I draw back like he just offered me a coiled rattlesnake. “I can’t wear that.”
“Sure you can.” He unbuttons it from the hanger before extending it again. “Zona is always stealing them and wearing them over leggings. Just tie it at the waist.”
I accept the shirt, but only because it’s actually a good idea, and I have no other options. This stadium is in the middle of nowhere. It would take too much time to go to a store, assuming I could find something appropriate, or go back to my hotel to change.
“Thank you.”
“Oh, I didn’t do it for you.” I’ve never seen Tenny’s smile look so malevolent. It doesn’t suit him. “I want you to be presentable when you report on my incredible game later.”

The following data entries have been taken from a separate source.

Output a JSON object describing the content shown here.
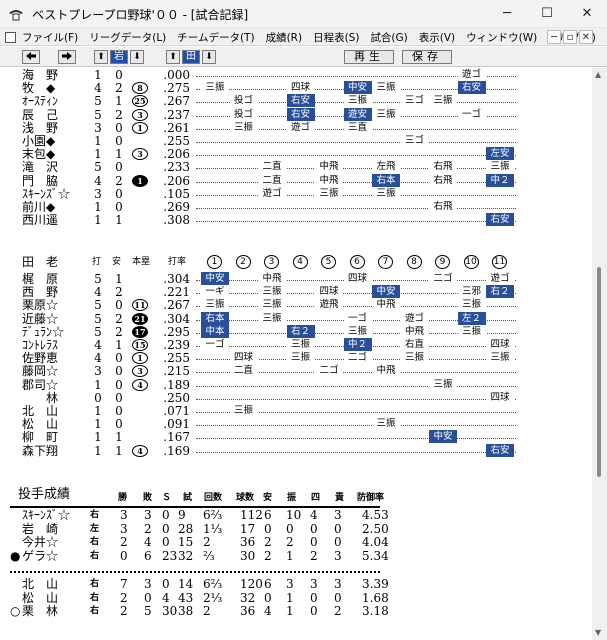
{
  "window": {
    "title": "ベストプレープロ野球'００ - [試合記録]",
    "minimize": "─",
    "maximize": "☐",
    "close": "✕"
  },
  "menu": {
    "items": [
      "ファイル(F)",
      "リーグデータ(L)",
      "チームデータ(T)",
      "成績(R)",
      "日程表(S)",
      "試合(G)",
      "表示(V)",
      "ウィンドウ(W)",
      "ヘルプ(H)"
    ],
    "mdi": [
      "─",
      "▫",
      "✕"
    ]
  },
  "toolbar": {
    "prev": "◆",
    "next": "➡",
    "team1_up": "⬆",
    "team1": "岩",
    "team1_down": "⬇",
    "team2_up": "⬆",
    "team2": "田",
    "team2_down": "⬇",
    "replay": "再生",
    "save": "保存"
  },
  "batting_top": [
    {
      "name": "海　野",
      "mark": "",
      "ab": "1",
      "h": "0",
      "hr": "",
      "avg": ".000",
      "results": [
        {
          "i": 10,
          "t": "遊ゴ",
          "hit": false
        }
      ]
    },
    {
      "name": "牧　◆",
      "mark": "",
      "ab": "4",
      "h": "2",
      "hr": "8",
      "hrfill": false,
      "avg": ".275",
      "results": [
        {
          "i": 1,
          "t": "三振",
          "hit": false
        },
        {
          "i": 4,
          "t": "四球",
          "hit": false
        },
        {
          "i": 6,
          "t": "中安",
          "hit": true
        },
        {
          "i": 7,
          "t": "三振",
          "hit": false
        },
        {
          "i": 10,
          "t": "右安",
          "hit": true
        }
      ]
    },
    {
      "name": "ｵｰｽﾃｨﾝ",
      "mark": "",
      "ab": "5",
      "h": "1",
      "hr": "25",
      "hrfill": false,
      "avg": ".267",
      "results": [
        {
          "i": 2,
          "t": "投ゴ",
          "hit": false
        },
        {
          "i": 4,
          "t": "右安",
          "hit": true
        },
        {
          "i": 6,
          "t": "三振",
          "hit": false
        },
        {
          "i": 8,
          "t": "三ゴ",
          "hit": false
        },
        {
          "i": 9,
          "t": "三振",
          "hit": false
        }
      ]
    },
    {
      "name": "辰　己",
      "mark": "",
      "ab": "5",
      "h": "2",
      "hr": "3",
      "hrfill": false,
      "avg": ".237",
      "results": [
        {
          "i": 2,
          "t": "投ゴ",
          "hit": false
        },
        {
          "i": 4,
          "t": "右安",
          "hit": true
        },
        {
          "i": 6,
          "t": "遊安",
          "hit": true
        },
        {
          "i": 7,
          "t": "三振",
          "hit": false
        },
        {
          "i": 10,
          "t": "一ゴ",
          "hit": false
        }
      ]
    },
    {
      "name": "浅　野",
      "mark": "",
      "ab": "3",
      "h": "0",
      "hr": "1",
      "hrfill": false,
      "avg": ".261",
      "results": [
        {
          "i": 2,
          "t": "三振",
          "hit": false
        },
        {
          "i": 4,
          "t": "遊ゴ",
          "hit": false
        },
        {
          "i": 6,
          "t": "三直",
          "hit": false
        }
      ]
    },
    {
      "name": "小園◆",
      "mark": "",
      "ab": "1",
      "h": "0",
      "hr": "",
      "avg": ".255",
      "results": [
        {
          "i": 8,
          "t": "三ゴ",
          "hit": false
        }
      ]
    },
    {
      "name": "末包◆",
      "mark": "",
      "ab": "1",
      "h": "1",
      "hr": "3",
      "hrfill": false,
      "avg": ".206",
      "results": [
        {
          "i": 11,
          "t": "左安",
          "hit": true
        }
      ]
    },
    {
      "name": "滝　沢",
      "mark": "",
      "ab": "5",
      "h": "0",
      "hr": "",
      "avg": ".233",
      "results": [
        {
          "i": 3,
          "t": "二直",
          "hit": false
        },
        {
          "i": 5,
          "t": "中飛",
          "hit": false
        },
        {
          "i": 7,
          "t": "左飛",
          "hit": false
        },
        {
          "i": 9,
          "t": "右飛",
          "hit": false
        },
        {
          "i": 11,
          "t": "三振",
          "hit": false
        }
      ]
    },
    {
      "name": "門　脇",
      "mark": "",
      "ab": "4",
      "h": "2",
      "hr": "1",
      "hrfill": true,
      "avg": ".206",
      "results": [
        {
          "i": 3,
          "t": "二直",
          "hit": false
        },
        {
          "i": 5,
          "t": "中飛",
          "hit": false
        },
        {
          "i": 7,
          "t": "右本",
          "hit": true
        },
        {
          "i": 9,
          "t": "右飛",
          "hit": false
        },
        {
          "i": 11,
          "t": "中２",
          "hit": true
        }
      ]
    },
    {
      "name": "ｽｷｰﾝｽﾞ☆",
      "mark": "",
      "ab": "3",
      "h": "0",
      "hr": "",
      "avg": ".105",
      "results": [
        {
          "i": 3,
          "t": "遊ゴ",
          "hit": false
        },
        {
          "i": 5,
          "t": "三振",
          "hit": false
        },
        {
          "i": 7,
          "t": "三振",
          "hit": false
        }
      ]
    },
    {
      "name": "前川◆",
      "mark": "",
      "ab": "1",
      "h": "0",
      "hr": "",
      "avg": ".269",
      "results": [
        {
          "i": 9,
          "t": "右飛",
          "hit": false
        }
      ]
    },
    {
      "name": "西川遥",
      "mark": "",
      "ab": "1",
      "h": "1",
      "hr": "",
      "avg": ".308",
      "results": [
        {
          "i": 11,
          "t": "右安",
          "hit": true
        }
      ]
    }
  ],
  "header2": {
    "team": "田　老",
    "ab": "打",
    "h": "安",
    "hr": "本塁",
    "avg": "打率",
    "innings": [
      "1",
      "2",
      "3",
      "4",
      "5",
      "6",
      "7",
      "8",
      "9",
      "10",
      "11"
    ]
  },
  "batting_bottom": [
    {
      "name": "梶　原",
      "ab": "5",
      "h": "1",
      "hr": "",
      "avg": ".304",
      "results": [
        {
          "i": 1,
          "t": "中安",
          "hit": true
        },
        {
          "i": 3,
          "t": "中飛",
          "hit": false
        },
        {
          "i": 6,
          "t": "四球",
          "hit": false
        },
        {
          "i": 9,
          "t": "二ゴ",
          "hit": false
        },
        {
          "i": 11,
          "t": "遊ゴ",
          "hit": false
        }
      ]
    },
    {
      "name": "西　野",
      "ab": "4",
      "h": "2",
      "hr": "",
      "avg": ".221",
      "results": [
        {
          "i": 1,
          "t": "一ギ",
          "hit": false
        },
        {
          "i": 3,
          "t": "三振",
          "hit": false
        },
        {
          "i": 5,
          "t": "四球",
          "hit": false
        },
        {
          "i": 7,
          "t": "中安",
          "hit": true
        },
        {
          "i": 10,
          "t": "三邪",
          "hit": false
        },
        {
          "i": 11,
          "t": "右２",
          "hit": true
        }
      ]
    },
    {
      "name": "栗原☆",
      "ab": "5",
      "h": "0",
      "hr": "11",
      "hrfill": false,
      "avg": ".267",
      "results": [
        {
          "i": 1,
          "t": "三振",
          "hit": false
        },
        {
          "i": 3,
          "t": "三振",
          "hit": false
        },
        {
          "i": 5,
          "t": "遊飛",
          "hit": false
        },
        {
          "i": 7,
          "t": "中飛",
          "hit": false
        },
        {
          "i": 10,
          "t": "三振",
          "hit": false
        }
      ]
    },
    {
      "name": "近藤☆",
      "ab": "5",
      "h": "2",
      "hr": "21",
      "hrfill": true,
      "avg": ".304",
      "results": [
        {
          "i": 1,
          "t": "右本",
          "hit": true
        },
        {
          "i": 3,
          "t": "三振",
          "hit": false
        },
        {
          "i": 6,
          "t": "一ゴ",
          "hit": false
        },
        {
          "i": 8,
          "t": "遊ゴ",
          "hit": false
        },
        {
          "i": 10,
          "t": "左２",
          "hit": true
        }
      ]
    },
    {
      "name": "ﾃﾞｭﾗﾝ☆",
      "ab": "5",
      "h": "2",
      "hr": "17",
      "hrfill": true,
      "avg": ".295",
      "results": [
        {
          "i": 1,
          "t": "中本",
          "hit": true
        },
        {
          "i": 4,
          "t": "右２",
          "hit": true
        },
        {
          "i": 6,
          "t": "三振",
          "hit": false
        },
        {
          "i": 8,
          "t": "中飛",
          "hit": false
        },
        {
          "i": 10,
          "t": "三振",
          "hit": false
        }
      ]
    },
    {
      "name": "ｺﾝﾄﾚﾗｽ",
      "ab": "4",
      "h": "1",
      "hr": "15",
      "hrfill": false,
      "avg": ".239",
      "results": [
        {
          "i": 1,
          "t": "一ゴ",
          "hit": false
        },
        {
          "i": 4,
          "t": "三振",
          "hit": false
        },
        {
          "i": 6,
          "t": "中２",
          "hit": true
        },
        {
          "i": 8,
          "t": "右直",
          "hit": false
        },
        {
          "i": 11,
          "t": "四球",
          "hit": false
        }
      ]
    },
    {
      "name": "佐野恵",
      "ab": "4",
      "h": "0",
      "hr": "1",
      "hrfill": false,
      "avg": ".255",
      "results": [
        {
          "i": 2,
          "t": "四球",
          "hit": false
        },
        {
          "i": 4,
          "t": "三振",
          "hit": false
        },
        {
          "i": 6,
          "t": "二ゴ",
          "hit": false
        },
        {
          "i": 8,
          "t": "三振",
          "hit": false
        },
        {
          "i": 11,
          "t": "三振",
          "hit": false
        }
      ]
    },
    {
      "name": "藤岡☆",
      "ab": "3",
      "h": "0",
      "hr": "3",
      "hrfill": false,
      "avg": ".215",
      "results": [
        {
          "i": 2,
          "t": "二直",
          "hit": false
        },
        {
          "i": 5,
          "t": "二ゴ",
          "hit": false
        },
        {
          "i": 7,
          "t": "中飛",
          "hit": false
        }
      ]
    },
    {
      "name": "郡司☆",
      "ab": "1",
      "h": "0",
      "hr": "4",
      "hrfill": false,
      "avg": ".189",
      "results": [
        {
          "i": 9,
          "t": "三振",
          "hit": false
        }
      ]
    },
    {
      "name": "　　林",
      "ab": "0",
      "h": "0",
      "hr": "",
      "avg": ".250",
      "results": [
        {
          "i": 11,
          "t": "四球",
          "hit": false
        }
      ]
    },
    {
      "name": "北　山",
      "ab": "1",
      "h": "0",
      "hr": "",
      "avg": ".071",
      "results": [
        {
          "i": 2,
          "t": "三振",
          "hit": false
        }
      ]
    },
    {
      "name": "松　山",
      "ab": "1",
      "h": "0",
      "hr": "",
      "avg": ".091",
      "results": [
        {
          "i": 7,
          "t": "三振",
          "hit": false
        }
      ]
    },
    {
      "name": "柳　町",
      "ab": "1",
      "h": "1",
      "hr": "",
      "avg": ".167",
      "results": [
        {
          "i": 9,
          "t": "中安",
          "hit": true
        }
      ]
    },
    {
      "name": "森下翔",
      "ab": "1",
      "h": "1",
      "hr": "4",
      "hrfill": false,
      "avg": ".169",
      "results": [
        {
          "i": 11,
          "t": "右安",
          "hit": true
        }
      ]
    }
  ],
  "pitching": {
    "title": "投手成績",
    "headers": [
      "勝",
      "敗",
      "Ｓ",
      "試",
      "回数",
      "球数",
      "安",
      "振",
      "四",
      "責",
      "防御率"
    ],
    "rows_a": [
      {
        "name": "ｽｷｰﾝｽﾞ☆",
        "prefix": "",
        "hand": "右",
        "w": "3",
        "l": "3",
        "s": "0",
        "g": "9",
        "ip": "6⅔",
        "np": "112",
        "h": "6",
        "k": "10",
        "bb": "4",
        "er": "3",
        "era": "4.53"
      },
      {
        "name": "岩　崎",
        "prefix": "",
        "hand": "左",
        "w": "3",
        "l": "2",
        "s": "0",
        "g": "28",
        "ip": "1⅓",
        "np": "17",
        "h": "0",
        "k": "0",
        "bb": "0",
        "er": "0",
        "era": "2.50"
      },
      {
        "name": "今井☆",
        "prefix": "",
        "hand": "右",
        "w": "2",
        "l": "4",
        "s": "0",
        "g": "15",
        "ip": "2",
        "np": "36",
        "h": "2",
        "k": "2",
        "bb": "0",
        "er": "0",
        "era": "4.04"
      },
      {
        "name": "ゲラ☆",
        "prefix": "●",
        "hand": "右",
        "w": "0",
        "l": "6",
        "s": "23",
        "g": "32",
        "ip": "⅔",
        "np": "30",
        "h": "2",
        "k": "1",
        "bb": "2",
        "er": "3",
        "era": "5.34"
      }
    ],
    "rows_b": [
      {
        "name": "北　山",
        "prefix": "",
        "hand": "右",
        "w": "7",
        "l": "3",
        "s": "0",
        "g": "14",
        "ip": "6⅔",
        "np": "120",
        "h": "6",
        "k": "3",
        "bb": "3",
        "er": "3",
        "era": "3.39"
      },
      {
        "name": "松　山",
        "prefix": "",
        "hand": "右",
        "w": "2",
        "l": "0",
        "s": "4",
        "g": "43",
        "ip": "2⅓",
        "np": "32",
        "h": "0",
        "k": "1",
        "bb": "0",
        "er": "0",
        "era": "1.68"
      },
      {
        "name": "栗　林",
        "prefix": "○",
        "hand": "右",
        "w": "2",
        "l": "5",
        "s": "30",
        "g": "38",
        "ip": "2",
        "np": "36",
        "h": "4",
        "k": "1",
        "bb": "0",
        "er": "2",
        "era": "3.18"
      }
    ]
  },
  "colors": {
    "hit": "#2a4f9a",
    "selected": "#1f4fa8"
  }
}
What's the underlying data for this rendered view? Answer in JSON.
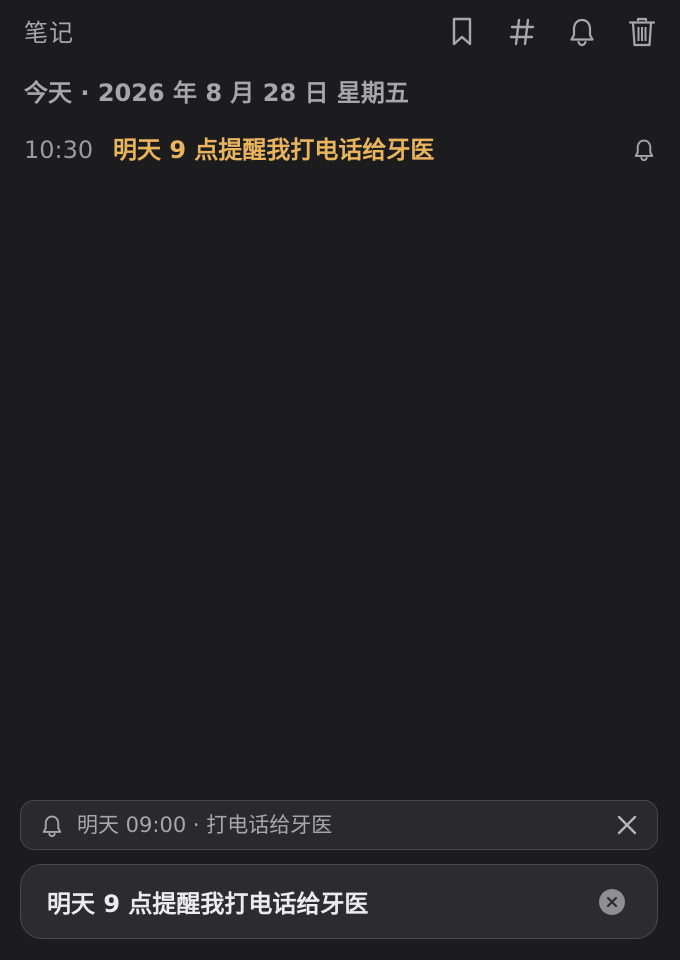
{
  "header": {
    "title": "笔记",
    "actions": [
      {
        "name": "bookmark",
        "icon": "bookmark-icon"
      },
      {
        "name": "tag",
        "icon": "hash-icon"
      },
      {
        "name": "reminder",
        "icon": "bell-icon"
      },
      {
        "name": "delete",
        "icon": "trash-icon"
      }
    ]
  },
  "date_heading": "今天 · 2026 年 8 月 28 日 星期五",
  "notes": [
    {
      "time": "10:30",
      "text": "明天 9 点提醒我打电话给牙医",
      "icon": "bell-icon"
    }
  ],
  "reminder_chip": {
    "icon": "bell-icon",
    "text": "明天 09:00 · 打电话给牙医",
    "close_icon": "close-icon"
  },
  "input": {
    "value": "明天 9 点提醒我打电话给牙医",
    "clear_icon": "clear-icon"
  },
  "colors": {
    "background": "#1c1c1e",
    "accent": "#e8b45d",
    "muted": "#a7a7ab"
  }
}
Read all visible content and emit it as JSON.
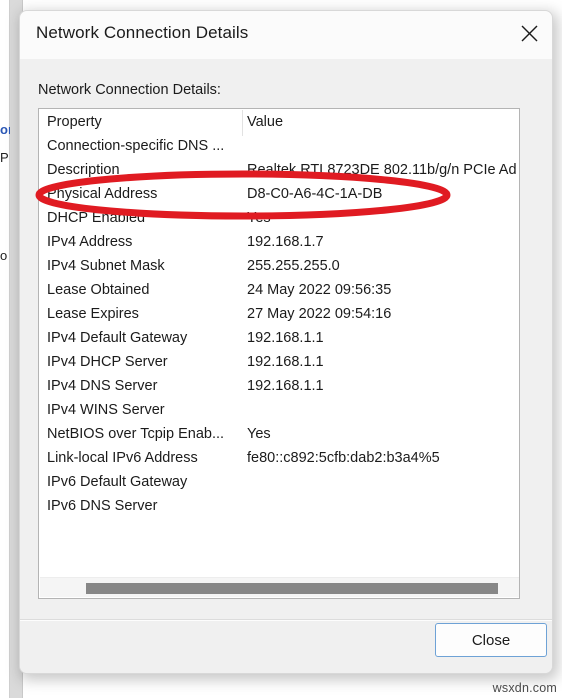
{
  "background_window": {
    "fragment_link": "or",
    "fragment_p": "P",
    "fragment_o": "o"
  },
  "dialog": {
    "title": "Network Connection Details",
    "close_x_icon": "close-icon",
    "details_label": "Network Connection Details:",
    "table": {
      "columns": [
        "Property",
        "Value"
      ],
      "rows": [
        {
          "property": "Connection-specific DNS ...",
          "value": ""
        },
        {
          "property": "Description",
          "value": "Realtek RTL8723DE 802.11b/g/n PCIe Ad"
        },
        {
          "property": "Physical Address",
          "value": "D8-C0-A6-4C-1A-DB"
        },
        {
          "property": "DHCP Enabled",
          "value": "Yes"
        },
        {
          "property": "IPv4 Address",
          "value": "192.168.1.7"
        },
        {
          "property": "IPv4 Subnet Mask",
          "value": "255.255.255.0"
        },
        {
          "property": "Lease Obtained",
          "value": "24 May 2022 09:56:35"
        },
        {
          "property": "Lease Expires",
          "value": "27 May 2022 09:54:16"
        },
        {
          "property": "IPv4 Default Gateway",
          "value": "192.168.1.1"
        },
        {
          "property": "IPv4 DHCP Server",
          "value": "192.168.1.1"
        },
        {
          "property": "IPv4 DNS Server",
          "value": "192.168.1.1"
        },
        {
          "property": "IPv4 WINS Server",
          "value": ""
        },
        {
          "property": "NetBIOS over Tcpip Enab...",
          "value": "Yes"
        },
        {
          "property": "Link-local IPv6 Address",
          "value": "fe80::c892:5cfb:dab2:b3a4%5"
        },
        {
          "property": "IPv6 Default Gateway",
          "value": ""
        },
        {
          "property": "IPv6 DNS Server",
          "value": ""
        }
      ]
    },
    "scrollbar": {
      "orientation": "horizontal"
    },
    "close_button": "Close"
  },
  "annotation": {
    "shape": "ellipse",
    "color": "#E01B22",
    "target_row": "Physical Address"
  },
  "watermark": "wsxdn.com"
}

Before my brain can come up with a good zinger, Tenny marches toward the field exit.
I huff, blowing a strand of hair out of my face before finding a single-use bathroom to change.
“If he thinks he can insult me and then try to fix things, he can just—” I pause my muttering as I pull off my ruined blouse.
Fortunately, like most of my clothing, I bought it on discount.
There’s a ridiculous double standard for female reporters.
A man can wear the same suit on camera without anyone noticing, but if I don’t change my outfit every broadcast, someone complains.
It’s utter nonsense, but it also means I need to devote more of my meager paycheck to my wardrobe.
Setting it on the sink lip, I slide my arms into Tenny’s shirt. An involuntary groan leaves my lips as I’m enveloped in his bright, citrusy cologne. Now I’m mad for two reasons: that I had to change in the first place and that he smells this good while actively getting on my last nerve.
I pull my shoulders back, fixing my reflection with a hard stare. “It’s fine. Just ignore it. Or just don’t…breathe for the next few hours.”
With renewed indignation, I tug at the fabric, rolling the bottom of the shirt inward before securing it over my waist with a tidy square knot. With the first few buttons undone and the sleeves rolled to my elbow, Tenny’s shirt looks very chic over my pants.
I should be overjoyed, but my blood simmers.
Whatever I thought we were before, it’s clear now—we’re definitely enemies.